When I was expecting my daughter, Mum got it into her head that I needed to sort through all the belongings that remained in my childhood home and either take them with me or throw them away. This was how I found myself on a dark, blustery December afternoon, crouched, eight months pregnant, in the attic of my parents’ house, sifting through boxes and bags and old suitcases.

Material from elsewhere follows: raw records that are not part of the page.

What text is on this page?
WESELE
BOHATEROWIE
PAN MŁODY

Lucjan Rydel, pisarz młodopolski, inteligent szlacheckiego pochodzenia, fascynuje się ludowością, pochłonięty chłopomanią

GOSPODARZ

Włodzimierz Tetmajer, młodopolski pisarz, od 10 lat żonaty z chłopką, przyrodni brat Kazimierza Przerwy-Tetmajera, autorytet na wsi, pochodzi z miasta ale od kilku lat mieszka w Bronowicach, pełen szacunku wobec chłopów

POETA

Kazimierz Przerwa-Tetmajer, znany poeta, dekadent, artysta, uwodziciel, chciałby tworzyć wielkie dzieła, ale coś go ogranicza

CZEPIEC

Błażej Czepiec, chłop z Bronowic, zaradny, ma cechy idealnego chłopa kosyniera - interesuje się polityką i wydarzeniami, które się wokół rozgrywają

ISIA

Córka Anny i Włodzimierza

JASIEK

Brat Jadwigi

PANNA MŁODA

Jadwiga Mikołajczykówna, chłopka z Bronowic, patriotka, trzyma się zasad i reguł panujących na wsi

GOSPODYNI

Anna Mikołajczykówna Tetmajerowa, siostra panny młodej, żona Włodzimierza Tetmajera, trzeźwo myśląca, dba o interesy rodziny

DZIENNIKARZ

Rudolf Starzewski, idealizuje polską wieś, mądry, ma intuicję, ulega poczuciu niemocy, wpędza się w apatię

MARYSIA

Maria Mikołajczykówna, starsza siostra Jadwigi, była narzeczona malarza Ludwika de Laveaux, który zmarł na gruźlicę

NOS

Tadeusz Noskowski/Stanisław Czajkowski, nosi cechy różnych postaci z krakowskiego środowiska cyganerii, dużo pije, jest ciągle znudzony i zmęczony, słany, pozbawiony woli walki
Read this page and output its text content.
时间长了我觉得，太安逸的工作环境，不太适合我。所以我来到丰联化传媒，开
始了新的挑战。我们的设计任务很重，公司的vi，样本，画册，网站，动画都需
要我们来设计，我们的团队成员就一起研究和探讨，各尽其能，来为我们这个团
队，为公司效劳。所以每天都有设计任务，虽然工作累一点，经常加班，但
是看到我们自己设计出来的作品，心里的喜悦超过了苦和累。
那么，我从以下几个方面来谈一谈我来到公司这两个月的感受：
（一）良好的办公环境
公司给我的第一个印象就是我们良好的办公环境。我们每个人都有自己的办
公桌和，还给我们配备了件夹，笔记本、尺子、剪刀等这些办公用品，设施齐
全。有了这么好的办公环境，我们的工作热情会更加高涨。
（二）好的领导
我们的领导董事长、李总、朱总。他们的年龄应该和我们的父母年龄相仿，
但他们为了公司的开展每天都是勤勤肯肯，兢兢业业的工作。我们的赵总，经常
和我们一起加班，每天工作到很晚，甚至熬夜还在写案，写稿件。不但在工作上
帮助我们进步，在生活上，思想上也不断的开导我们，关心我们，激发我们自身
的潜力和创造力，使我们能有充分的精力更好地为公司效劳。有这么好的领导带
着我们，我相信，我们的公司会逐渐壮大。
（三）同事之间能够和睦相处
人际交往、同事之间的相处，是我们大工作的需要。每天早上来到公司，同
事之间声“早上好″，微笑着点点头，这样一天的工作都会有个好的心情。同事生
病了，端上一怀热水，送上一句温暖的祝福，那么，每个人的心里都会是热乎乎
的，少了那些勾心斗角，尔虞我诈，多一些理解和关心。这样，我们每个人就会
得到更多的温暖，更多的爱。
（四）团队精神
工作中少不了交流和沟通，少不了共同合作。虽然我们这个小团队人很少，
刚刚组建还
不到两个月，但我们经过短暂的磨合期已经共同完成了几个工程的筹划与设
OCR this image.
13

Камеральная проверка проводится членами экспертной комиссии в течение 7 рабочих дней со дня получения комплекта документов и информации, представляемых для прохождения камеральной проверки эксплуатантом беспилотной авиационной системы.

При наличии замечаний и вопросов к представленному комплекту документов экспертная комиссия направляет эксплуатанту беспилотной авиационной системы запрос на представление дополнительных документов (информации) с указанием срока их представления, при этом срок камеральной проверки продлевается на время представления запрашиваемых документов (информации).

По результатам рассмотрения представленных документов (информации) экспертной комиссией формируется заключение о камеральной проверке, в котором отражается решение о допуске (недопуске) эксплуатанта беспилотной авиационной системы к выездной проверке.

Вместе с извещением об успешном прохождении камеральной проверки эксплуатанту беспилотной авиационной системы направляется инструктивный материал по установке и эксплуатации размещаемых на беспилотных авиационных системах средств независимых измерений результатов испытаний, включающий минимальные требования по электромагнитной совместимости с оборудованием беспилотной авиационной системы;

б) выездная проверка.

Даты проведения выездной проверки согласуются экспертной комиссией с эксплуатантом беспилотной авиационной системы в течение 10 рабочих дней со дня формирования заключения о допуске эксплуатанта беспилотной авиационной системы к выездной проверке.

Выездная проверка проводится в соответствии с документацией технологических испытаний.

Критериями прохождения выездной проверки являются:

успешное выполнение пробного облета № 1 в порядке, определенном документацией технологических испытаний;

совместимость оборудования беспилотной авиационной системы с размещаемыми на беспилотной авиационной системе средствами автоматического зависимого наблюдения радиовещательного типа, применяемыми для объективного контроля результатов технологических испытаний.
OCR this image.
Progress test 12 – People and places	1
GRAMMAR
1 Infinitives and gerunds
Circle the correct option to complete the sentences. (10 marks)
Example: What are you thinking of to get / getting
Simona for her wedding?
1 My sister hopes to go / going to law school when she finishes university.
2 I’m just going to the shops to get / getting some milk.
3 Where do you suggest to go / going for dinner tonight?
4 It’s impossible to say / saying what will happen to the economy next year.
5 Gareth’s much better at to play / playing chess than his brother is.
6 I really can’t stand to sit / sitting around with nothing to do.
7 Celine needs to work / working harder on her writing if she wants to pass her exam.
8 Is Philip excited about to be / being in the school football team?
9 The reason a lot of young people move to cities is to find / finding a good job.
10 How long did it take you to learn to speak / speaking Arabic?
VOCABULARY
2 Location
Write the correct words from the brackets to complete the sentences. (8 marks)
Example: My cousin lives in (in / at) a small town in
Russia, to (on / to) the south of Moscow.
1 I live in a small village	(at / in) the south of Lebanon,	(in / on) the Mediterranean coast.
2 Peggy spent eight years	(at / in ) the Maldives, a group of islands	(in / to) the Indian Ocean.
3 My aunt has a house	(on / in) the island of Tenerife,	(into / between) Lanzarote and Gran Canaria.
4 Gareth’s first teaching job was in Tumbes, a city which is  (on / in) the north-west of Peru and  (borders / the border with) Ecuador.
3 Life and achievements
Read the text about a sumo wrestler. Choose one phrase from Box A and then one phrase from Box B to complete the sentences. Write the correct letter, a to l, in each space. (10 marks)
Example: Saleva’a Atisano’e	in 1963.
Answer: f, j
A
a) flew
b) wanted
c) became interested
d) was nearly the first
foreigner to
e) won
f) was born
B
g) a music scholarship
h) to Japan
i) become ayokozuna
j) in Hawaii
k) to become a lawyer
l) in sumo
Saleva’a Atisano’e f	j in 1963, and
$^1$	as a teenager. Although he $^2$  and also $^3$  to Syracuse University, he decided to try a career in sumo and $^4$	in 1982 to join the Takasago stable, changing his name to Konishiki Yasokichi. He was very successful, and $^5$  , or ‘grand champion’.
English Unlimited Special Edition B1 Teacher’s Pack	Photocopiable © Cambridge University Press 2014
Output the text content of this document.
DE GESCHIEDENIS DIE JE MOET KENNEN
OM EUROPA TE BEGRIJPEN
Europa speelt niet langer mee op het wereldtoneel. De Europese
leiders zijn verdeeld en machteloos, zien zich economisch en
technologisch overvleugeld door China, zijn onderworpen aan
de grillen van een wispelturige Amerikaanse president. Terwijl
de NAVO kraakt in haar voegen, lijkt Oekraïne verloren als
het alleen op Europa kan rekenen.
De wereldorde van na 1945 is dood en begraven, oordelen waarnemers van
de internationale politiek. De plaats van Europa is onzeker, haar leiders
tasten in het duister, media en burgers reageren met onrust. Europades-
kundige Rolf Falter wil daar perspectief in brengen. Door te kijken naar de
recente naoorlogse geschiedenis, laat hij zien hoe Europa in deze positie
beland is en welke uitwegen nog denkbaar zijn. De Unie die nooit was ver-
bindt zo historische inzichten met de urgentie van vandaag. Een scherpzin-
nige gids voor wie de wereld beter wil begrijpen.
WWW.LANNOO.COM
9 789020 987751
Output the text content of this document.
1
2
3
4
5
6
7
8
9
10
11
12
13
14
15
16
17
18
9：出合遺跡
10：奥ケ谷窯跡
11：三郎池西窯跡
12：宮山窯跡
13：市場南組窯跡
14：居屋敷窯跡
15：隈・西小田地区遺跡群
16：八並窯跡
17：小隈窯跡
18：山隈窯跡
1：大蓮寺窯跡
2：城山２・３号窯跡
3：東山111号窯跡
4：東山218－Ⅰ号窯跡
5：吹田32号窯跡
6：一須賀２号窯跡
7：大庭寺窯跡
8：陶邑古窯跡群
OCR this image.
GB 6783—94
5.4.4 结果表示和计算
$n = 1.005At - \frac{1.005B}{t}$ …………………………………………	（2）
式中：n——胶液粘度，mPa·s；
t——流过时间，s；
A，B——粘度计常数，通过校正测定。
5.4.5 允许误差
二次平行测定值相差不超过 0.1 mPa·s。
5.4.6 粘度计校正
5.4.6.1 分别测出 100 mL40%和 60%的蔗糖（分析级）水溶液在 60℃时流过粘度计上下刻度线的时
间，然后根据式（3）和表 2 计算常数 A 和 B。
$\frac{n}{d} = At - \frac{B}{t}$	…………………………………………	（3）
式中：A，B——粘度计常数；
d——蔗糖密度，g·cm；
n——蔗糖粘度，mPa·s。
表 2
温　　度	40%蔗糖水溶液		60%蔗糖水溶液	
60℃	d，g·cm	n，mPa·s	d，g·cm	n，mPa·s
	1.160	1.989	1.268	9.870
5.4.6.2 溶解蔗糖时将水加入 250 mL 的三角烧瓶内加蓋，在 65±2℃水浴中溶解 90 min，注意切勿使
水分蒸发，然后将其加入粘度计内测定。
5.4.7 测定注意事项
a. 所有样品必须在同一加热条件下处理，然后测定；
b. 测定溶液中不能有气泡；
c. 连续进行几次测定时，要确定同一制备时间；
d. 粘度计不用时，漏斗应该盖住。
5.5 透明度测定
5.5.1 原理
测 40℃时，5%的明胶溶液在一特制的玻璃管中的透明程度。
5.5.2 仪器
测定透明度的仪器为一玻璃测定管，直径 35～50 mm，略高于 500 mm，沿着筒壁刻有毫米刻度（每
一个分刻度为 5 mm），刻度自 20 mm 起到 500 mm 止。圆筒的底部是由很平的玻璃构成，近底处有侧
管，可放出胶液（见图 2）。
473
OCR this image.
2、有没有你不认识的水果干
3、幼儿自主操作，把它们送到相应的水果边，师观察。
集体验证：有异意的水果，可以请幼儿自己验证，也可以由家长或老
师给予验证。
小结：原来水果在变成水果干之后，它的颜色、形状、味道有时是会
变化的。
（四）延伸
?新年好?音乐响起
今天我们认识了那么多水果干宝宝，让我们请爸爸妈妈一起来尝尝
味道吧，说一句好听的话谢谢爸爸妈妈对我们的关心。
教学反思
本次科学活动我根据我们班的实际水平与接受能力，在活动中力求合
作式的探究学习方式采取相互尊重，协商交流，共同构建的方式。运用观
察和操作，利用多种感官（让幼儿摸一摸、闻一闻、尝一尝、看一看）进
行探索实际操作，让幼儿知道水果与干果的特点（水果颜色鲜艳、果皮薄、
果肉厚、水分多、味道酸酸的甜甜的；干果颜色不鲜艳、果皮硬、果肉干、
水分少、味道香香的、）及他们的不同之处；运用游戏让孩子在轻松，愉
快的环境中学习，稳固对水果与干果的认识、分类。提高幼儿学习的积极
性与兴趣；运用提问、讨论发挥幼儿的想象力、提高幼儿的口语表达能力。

I had always hated the attic, mainly because of the fear instilled in me from an early age that if I went up there I would fall through the floorboards, on to the soft insulation and through the ceiling of the room below. I hated the ladder – the rattling metallic announcement it made as it came catapulting down from the hatch. I hated the way that noise was distorted so that voices from the road outside could sound as though they were somewhere much nearer, lurking in the rafters with me. I hated the smell: the fusty, dusty, mildewed smell of old cloth and paper. And I hated the dark and the piles and piles of stuff, thrown up there, willy-nilly – a graveyard of possessions.
This time though, I was aware, possibly for the first time, that my mother had herself once been an excited and fearful first-time parent. That here, in cardboard boxes and old trunks and cases, were remnants and reminders of that time. As I pulled out a tiny, moth-eaten hand-knitted cardigan, a smocked Viyella dress, a teething ring and a plastic bag full of cards congratulating my parents on my birth, I realised that this would one day be the fate of all the items I was now amassing in preparation for my daughter’s arrival.
While I was sorting through old toys and clothes and school books, I sat down heavily on a grey metal-framed suitcase, only to find to my dismay that I had crushed it under the weight of my advancing pregnancy and that items were spewing from its sides, like jam oozing from a doughnut. I pushed myself up, intending to try to push the contents back – then stopped. The suitcase had been full of envelopes: hundreds of them. I shone a torch on them and saw the inimitable italic hand of my dad on some and my mother’s equally inimitable scrawl on the rest. I knew what they were, of course. I couldn’t bring myself to open them. It felt wrong – that while they were, at that moment, downstairs watching TV, drinking coffee, waiting for me to come down, I was up here, holding in my hands their youthful promises of love and devotion spilled out on to sheets of Basildon Bond in blue and black ink. They would never have imagined these pages would be read by anyone but each other. I couldn’t be the one to break the spell.
Fast-forward nearly twenty years, and I am now in full possession of those letters. I have sifted through so much of my parents’ lives by now that it doesn’t feel so bad, taking the letters out of the bag I carried them home in on the day we emptied our childhood home. I have read so many private things, gone through so many personal effects, been a silent witness to so many decisions made for me and my sister before we were aware of them. I haven’t read the letters properly yet, though. It has still felt like an intrusion too far. I am torn. Should I let their marriage rest in peace?
But watching my own children reach the age when my parents met each other for the first time, I feel a growing urge to open those musty, mildewed envelopes. I feel an overwhelming need to know my parents better – to understand them as the young people they once were, with all their hopes, dreams and fears. I need to know the man and the woman behind the labels Mum and Dad, in the same way that I sometimes long for my own children to see the real me behind the facade of (M)otherness.
And so I put aside a day in which to date-order the letters. I figure I am ready to read this chapter of their story, that I know it anyway from anecdote and hearsay, and that this is just more cataloguing – another part of the process of letting Dad go. I am not prepared for the surge of grief which hits me when I open the bag. Just that smell has me spinning back in time to the day in the attic when I first found them. I am undone by the force of my parents’ young love for one another, by the fact that for the best part of four years they appear to have written to each other almost every day.
‘What is the point?’ I hear myself crying. ‘All these words. All this love. All gone.’
As if in answer, the next envelope I pick up has a small bundle of photos inside. I flick through them, my face wet with tears, and see three photos of my dad in his late teens, sitting and talking to his parents. I gasp, dropping them, as though stung. A hand has flung itself out across the seas of time to wave these photos in my face.
Because it is my son in those photos. It is my son in that lanky body, that buzz-cut hair, that smile, that little frown, those gesticulating hands. My son is staring out at me from my father’s face.
So there it is. The point. All those words. All that love. It hasn’t gone. It is still here, triumphant, thumbing its nose at death while it lives on in new life.